During the discussion, Yin Zhongqin, vice-chairman of the Financial and Economic Committee of the National People's Congress, said third-party platforms play a pivotal role in e-commerce, and the purpose of the law is to promote e-commerce and protect consumers' rights.
The draft emphasizes the duties and obligations of third-party platforms, stipulates the utilization and protection of e-commerce data and information, and regulates the electronic contract and payments, and express logistics services.
Legislator Liu Zhengkui said e-commerce business operators should disclose information on goods or services comprehensively, truthfully and accurately, and safeguard consumers' rights being informed.
He suggested third-party platforms should offer compensation to consumers if the platform doesn't check the authenticity of the information released by the operators of the platform.
Liu said the platforms should establish related organizations to deal with complaints from consumers and help consumers safeguard their rights.
"This could not only crack down on fake and shoddy goods, but also strengthen their responsibility and enhance the reputation of third-party platforms."
China is the world's largest e-commerce market. The turnover of the country's online shopping market reached 3.8 trillion yuan (7 billion) last year, according to iResearch Consulting Group.
Protection of personal information is a highlight of the draft law. The draft stipulates that e-commerce business operators must ensure the security of consumers' personal information.

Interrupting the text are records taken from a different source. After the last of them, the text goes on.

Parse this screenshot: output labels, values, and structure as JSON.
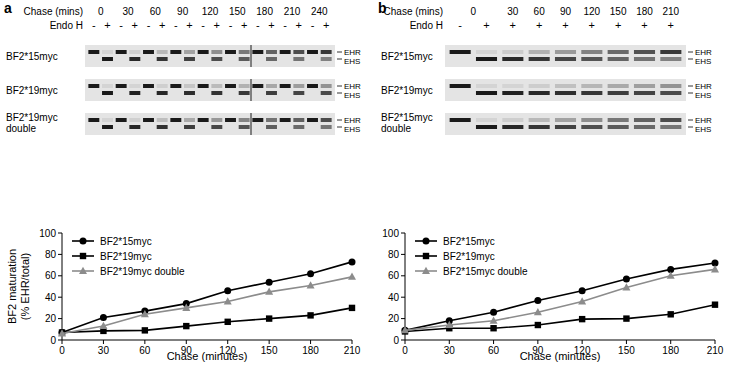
{
  "chart_data": [
    {
      "type": "line",
      "x_label": "Chase (minutes)",
      "y_label": [
        "BF2 maturation",
        "(% EHR/total)"
      ],
      "x": [
        0,
        30,
        60,
        90,
        120,
        150,
        180,
        210
      ],
      "xlim": [
        0,
        210
      ],
      "xticks": [
        0,
        30,
        60,
        90,
        120,
        150,
        180,
        210
      ],
      "ylim": [
        0,
        100
      ],
      "yticks": [
        0,
        20,
        40,
        60,
        80,
        100
      ],
      "legend": "upper-left",
      "series": [
        {
          "name": "BF2*15myc",
          "color": "#000000",
          "marker": "circle",
          "values": [
            7,
            21,
            27,
            34,
            46,
            54,
            62,
            73
          ]
        },
        {
          "name": "BF2*19myc",
          "color": "#000000",
          "marker": "square",
          "values": [
            7,
            8.5,
            9,
            13,
            17,
            20,
            23,
            30
          ]
        },
        {
          "name": "BF2*19myc double",
          "color": "#8c8c8c",
          "marker": "triangle",
          "values": [
            6,
            13,
            24,
            30,
            36,
            45,
            51,
            59
          ]
        }
      ]
    },
    {
      "type": "line",
      "x_label": "Chase (minutes)",
      "x": [
        0,
        30,
        60,
        90,
        120,
        150,
        180,
        210
      ],
      "xlim": [
        0,
        210
      ],
      "xticks": [
        0,
        30,
        60,
        90,
        120,
        150,
        180,
        210
      ],
      "ylim": [
        0,
        100
      ],
      "yticks": [
        0,
        20,
        40,
        60,
        80,
        100
      ],
      "legend": "upper-left",
      "series": [
        {
          "name": "BF2*15myc",
          "color": "#000000",
          "marker": "circle",
          "values": [
            9,
            18,
            26,
            37,
            46,
            57,
            66,
            72
          ]
        },
        {
          "name": "BF2*19myc",
          "color": "#000000",
          "marker": "square",
          "values": [
            8,
            11,
            11,
            14,
            19.5,
            20,
            24,
            33
          ]
        },
        {
          "name": "BF2*15myc double",
          "color": "#8c8c8c",
          "marker": "triangle",
          "values": [
            9,
            14,
            18,
            26,
            36,
            49,
            60,
            66
          ]
        }
      ]
    }
  ],
  "gels": [
    {
      "panel_label": "a",
      "chase_label": "Chase (mins)",
      "endo_label": "Endo H",
      "chase_times": [
        0,
        30,
        60,
        90,
        120,
        150,
        180,
        210,
        240
      ],
      "lanes_per_time": [
        2,
        2,
        2,
        2,
        2,
        2,
        2,
        2,
        2
      ],
      "endo_signs": [
        "-",
        "+",
        "-",
        "+",
        "-",
        "+",
        "-",
        "+",
        "-",
        "+",
        "-",
        "+",
        "-",
        "+",
        "-",
        "+",
        "-",
        "+"
      ],
      "rows": [
        [
          "BF2*15myc"
        ],
        [
          "BF2*19myc"
        ],
        [
          "BF2*19myc",
          "double"
        ]
      ],
      "band_labels": [
        "EHR",
        "EHS"
      ]
    },
    {
      "panel_label": "b",
      "chase_label": "Chase (mins)",
      "endo_label": "Endo H",
      "chase_times": [
        0,
        30,
        60,
        90,
        120,
        150,
        180,
        210
      ],
      "lanes_per_time": [
        2,
        1,
        1,
        1,
        1,
        1,
        1,
        1
      ],
      "endo_signs": [
        "-",
        "+",
        "+",
        "+",
        "+",
        "+",
        "+",
        "+",
        "+"
      ],
      "rows": [
        [
          "BF2*15myc"
        ],
        [
          "BF2*19myc"
        ],
        [
          "BF2*15myc",
          "double"
        ]
      ],
      "band_labels": [
        "EHR",
        "EHS"
      ]
    }
  ]
}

Legislator Han Xiaowu said there should be more detailed regulations to protect consumers' legitimate rights, file a lawsuit and claim for compensation, especially when their information security is infringed.
JD.com Inc, China's second-largest e-commerce player, said the draft will help establish a fair and impartial market order and promote the healthy development of the whole e-commerce industry.
Xue Jun, associate dean of the law school at Peking University, said e-commerce enterprises should comply with the country's regulations on business activities.
Xue added that the platforms should also assist investigations by administrative authorities.